The Zvaiflers launched the San Diego-based company in 2014 after adopting an 8-week-old Goldendoodle named Maggie. The couple looked to Petco and PetSmart for products and guidance. "[Maggie] would either tear through them or not like them," Ben says of the toys the couple bought their dog. "We couldn't figure out the authority on products to choose and on the training side."
As they yearned for a better way to navigate the aches and pains of puppyhood, the Zvaiflers saw that subscription box services were gaining popularity. They combined those two ideas along with their professional expertise to start the company. Ben, 30, worked at a startup and had marketing experience, while Ariel, 31, had spent her career in the pet industry, working in retail stores as a teen and later owning an aquarium manufacturer.
This year, PupBox expects to see $2 million in sales. In its first full year of business, PupBox made $275,000 in sales. That figure more than doubled to $700,000 the following year, thanks in part to the couple's appearance on Shark Tank in November. Ariel and Ben made a deal with Robert Herjavec for $250,000 in exchange for 15 percent equity.

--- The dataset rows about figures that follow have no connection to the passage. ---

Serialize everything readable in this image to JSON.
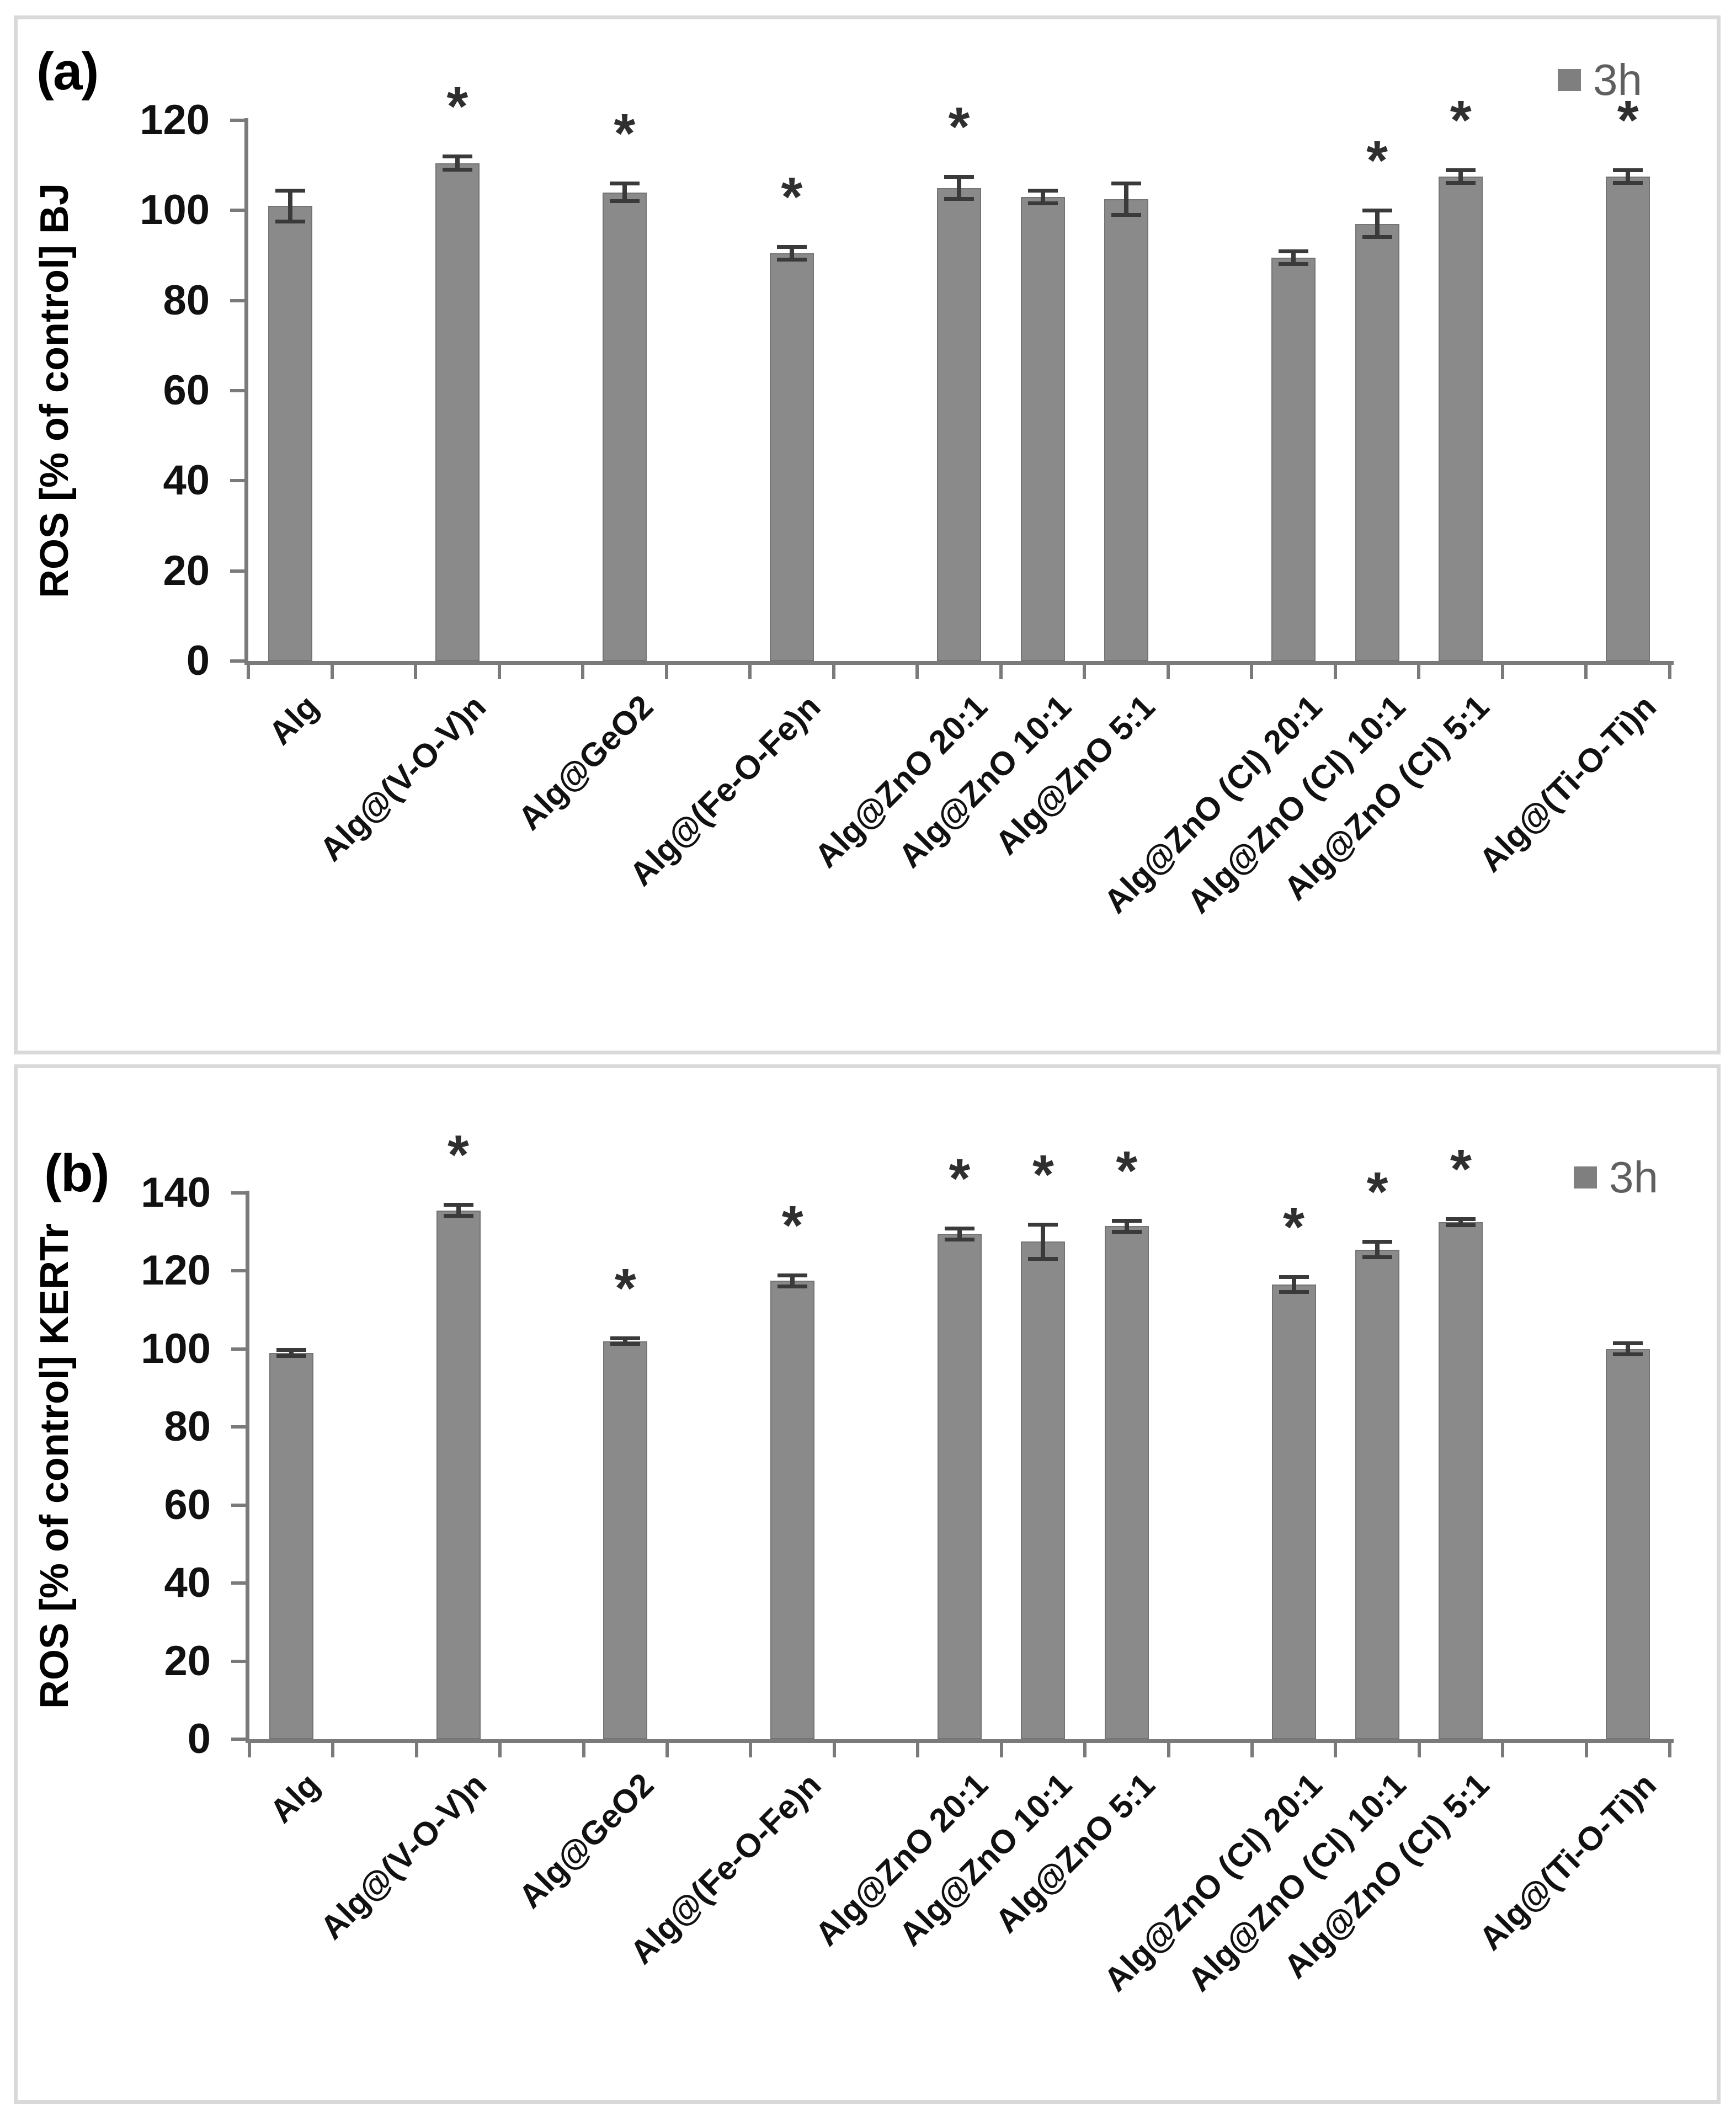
{
  "figure": {
    "significance_marker": "*",
    "legend_label": "3h",
    "colors": {
      "bar": "#8a8a8a",
      "bar_edge": "#747474",
      "error_bar": "#3a3a3a",
      "axis": "#7a7a7a",
      "tick_text": "#111111",
      "asterisk": "#2f2f2f",
      "legend_text": "#5f5f5f",
      "legend_swatch": "#7f7f7f",
      "panel_border": "#d9d9d9"
    }
  },
  "chart_data": [
    {
      "type": "bar",
      "panel_label": "(a)",
      "title": "",
      "xlabel": "",
      "ylabel": "ROS [% of control] BJ",
      "ylim": [
        0,
        120
      ],
      "ytick_step": 20,
      "ytick_labels": [
        "0",
        "20",
        "40",
        "60",
        "80",
        "100",
        "120"
      ],
      "grid": false,
      "legend": [
        "3h"
      ],
      "legend_position": "top-right",
      "categories": [
        "Alg",
        "Alg@(V-O-V)n",
        "Alg@GeO2",
        "Alg@(Fe-O-Fe)n",
        "Alg@ZnO 20:1",
        "Alg@ZnO 10:1",
        "Alg@ZnO 5:1",
        "Alg@ZnO (Cl) 20:1",
        "Alg@ZnO (Cl) 10:1",
        "Alg@ZnO (Cl) 5:1",
        "Alg@(Ti-O-Ti)n"
      ],
      "series": [
        {
          "name": "3h",
          "values": [
            101,
            110.5,
            104,
            90.5,
            105,
            103,
            102.5,
            89.5,
            97,
            107.5,
            107.5
          ],
          "errors": [
            3.5,
            1.5,
            2,
            1.5,
            2.5,
            1.5,
            3.5,
            1.5,
            3,
            1.5,
            1.5
          ],
          "significant": [
            false,
            true,
            true,
            true,
            true,
            false,
            false,
            false,
            true,
            true,
            true
          ]
        }
      ]
    },
    {
      "type": "bar",
      "panel_label": "(b)",
      "title": "",
      "xlabel": "",
      "ylabel": "ROS [% of control] KERTr",
      "ylim": [
        0,
        140
      ],
      "ytick_step": 20,
      "ytick_labels": [
        "0",
        "20",
        "40",
        "60",
        "80",
        "100",
        "120",
        "140"
      ],
      "grid": false,
      "legend": [
        "3h"
      ],
      "legend_position": "top-right",
      "categories": [
        "Alg",
        "Alg@(V-O-V)n",
        "Alg@GeO2",
        "Alg@(Fe-O-Fe)n",
        "Alg@ZnO 20:1",
        "Alg@ZnO 10:1",
        "Alg@ZnO 5:1",
        "Alg@ZnO (Cl) 20:1",
        "Alg@ZnO (Cl) 10:1",
        "Alg@ZnO (Cl) 5:1",
        "Alg@(Ti-O-Ti)n"
      ],
      "series": [
        {
          "name": "3h",
          "values": [
            99,
            135.5,
            102,
            117.5,
            129.5,
            127.5,
            131.5,
            116.5,
            125.5,
            132.5,
            100
          ],
          "errors": [
            0.8,
            1.5,
            0.8,
            1.5,
            1.5,
            4.5,
            1.5,
            2,
            2,
            0.8,
            1.5
          ],
          "significant": [
            false,
            true,
            true,
            true,
            true,
            true,
            true,
            true,
            true,
            true,
            false
          ]
        }
      ]
    }
  ]
}
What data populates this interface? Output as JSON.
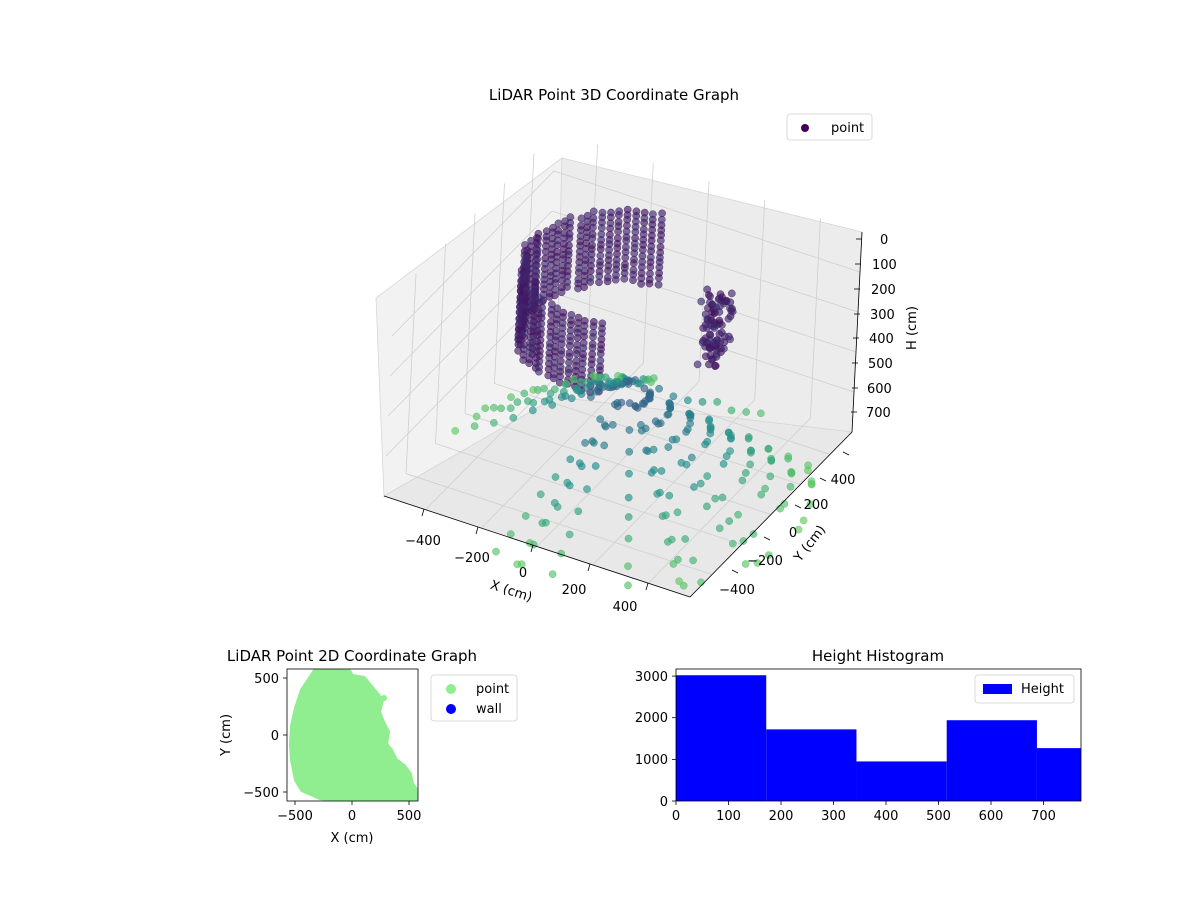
{
  "chart_data": [
    {
      "type": "scatter3d",
      "title": "LiDAR Point 3D Coordinate Graph",
      "xlabel": "X (cm)",
      "ylabel": "Y (cm)",
      "zlabel": "H (cm)",
      "x_ticks": [
        "−400",
        "−200",
        "0",
        "200",
        "400"
      ],
      "y_ticks": [
        "−400",
        "−200",
        "0",
        "200",
        "400"
      ],
      "z_ticks": [
        "0",
        "100",
        "200",
        "300",
        "400",
        "500",
        "600",
        "700"
      ],
      "xlim": [
        -550,
        550
      ],
      "ylim": [
        -550,
        550
      ],
      "zlim": [
        0,
        760
      ],
      "z_inverted": true,
      "colormap": "viridis",
      "grid": true,
      "legend": {
        "position": "top-right",
        "entries": [
          {
            "name": "point",
            "color": "#440154"
          }
        ]
      }
    },
    {
      "type": "scatter",
      "title": "LiDAR Point 2D Coordinate Graph",
      "xlabel": "X (cm)",
      "ylabel": "Y (cm)",
      "x_ticks": [
        "−500",
        "0",
        "500"
      ],
      "y_ticks": [
        "500",
        "0",
        "−500"
      ],
      "xlim": [
        -570,
        570
      ],
      "ylim": [
        -570,
        570
      ],
      "series": [
        {
          "name": "point",
          "color": "#90ee90"
        },
        {
          "name": "wall",
          "color": "#0000ff"
        }
      ],
      "legend": {
        "position": "outside-right"
      }
    },
    {
      "type": "bar",
      "title": "Height Histogram",
      "bin_edges": [
        0,
        172,
        344,
        516,
        688,
        772
      ],
      "values": [
        3020,
        1720,
        950,
        1940,
        1270
      ],
      "x_ticks": [
        "0",
        "100",
        "200",
        "300",
        "400",
        "500",
        "600",
        "700"
      ],
      "y_ticks": [
        "0",
        "1000",
        "2000",
        "3000"
      ],
      "xlim": [
        0,
        772
      ],
      "ylim": [
        0,
        3170
      ],
      "color": "#0000ff",
      "legend": {
        "position": "top-right",
        "entries": [
          {
            "name": "Height",
            "color": "#0000ff"
          }
        ]
      }
    }
  ]
}
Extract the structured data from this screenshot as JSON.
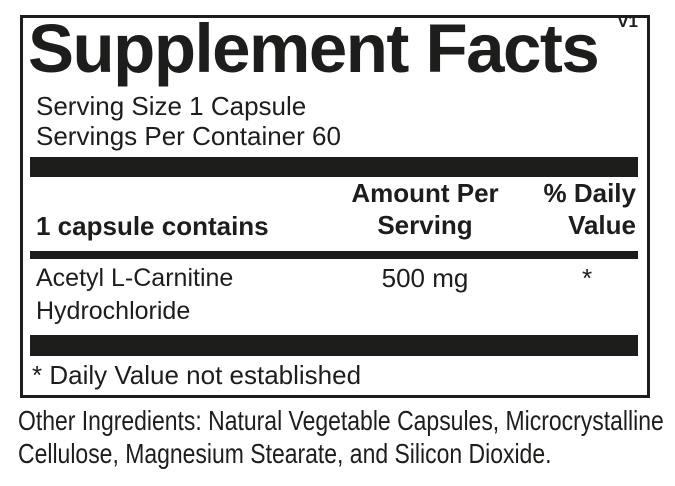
{
  "colors": {
    "ink": "#1d1d1b",
    "background": "#ffffff"
  },
  "label": {
    "version": "V1",
    "title": "Supplement Facts",
    "serving_size": "Serving Size 1 Capsule",
    "servings_per_container": "Servings Per Container 60",
    "columns": {
      "left": "1 capsule contains",
      "amount": "Amount Per\nServing",
      "daily_value": "% Daily\nValue"
    },
    "rows": [
      {
        "name": "Acetyl L-Carnitine\nHydrochloride",
        "amount": "500 mg",
        "daily_value": "*"
      }
    ],
    "footnote": "* Daily Value not established",
    "other_ingredients": {
      "line1": "Other Ingredients: Natural Vegetable Capsules, Microcrystalline",
      "line2": "Cellulose, Magnesium Stearate, and Silicon Dioxide."
    }
  }
}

"PupBox is the only service of its kind that focuses on the specific needs new puppy owners face," Herjavec says in an email. "While competitors focus on the entire life of the dog, our laser focus approach allows us to key in on the pain points our customers are facing during puppyhood, and ultimately that focus allows us to deliver a better product."
Herjavec is a dog lover, but the duo also warmed the tank of Sharks by giving each investor a fluffy yellow puppy during their pitch. As the Sharks negotiated with one another, they put their puppies down -- except for Herjavec, who closed the deal with a pooch in each hand.
"To be honest, they gave me puppies to play with and I got really, really distracted," Herjavec says. "You see in the segment, all of the other Sharks put theirs down so they could focus, but not me."
Its not just Herjavec who likes puppies; about 44 percent of American households were dog owners between 2015 and 2016, according to the American Pet Products Association. What's more, Millennials account for 35 percent of all pet owners. That's a promising figure for PupBox, which appeals to that group through the subscription box model and social media campaigns using "celebripuppies."
Other companies like BarkBox, Pooch Perks, and PawPack also offer monthly subscription services to dog owners, though they aren't specifically geared toward puppies. While there's plenty of competition, the market is still large; consumers spent $60.2 billion in the pet industry overall, according to the American Pet Products Association.
"One thing that differentiates us from other subscription boxes is we don't just curate one or two boxes. Our inventory is the best for each of these different age groups," Ben says. "We have customer technology so we can offer the best products."
A one-month box costs $39, but prices drop with longer subscription commitments. Because puppyhood doesn't last long, PupBox also sells adult dog boxes to retain customers. What's more, the company has started selling its own accessories like leashes and a treat tote. The goal, Ben says, is to introduce products as PupBox grows.
"People are always attracted to puppies -- but we rarely appreciate how much work they are," Herjavec says. "PupBox is solving that problem by helping new puppy owners from day 1 [sic] and building a loyal following and an incredible brand along the way."
But there's one growth tactic Ben and Ariel won't try: boxes for cats.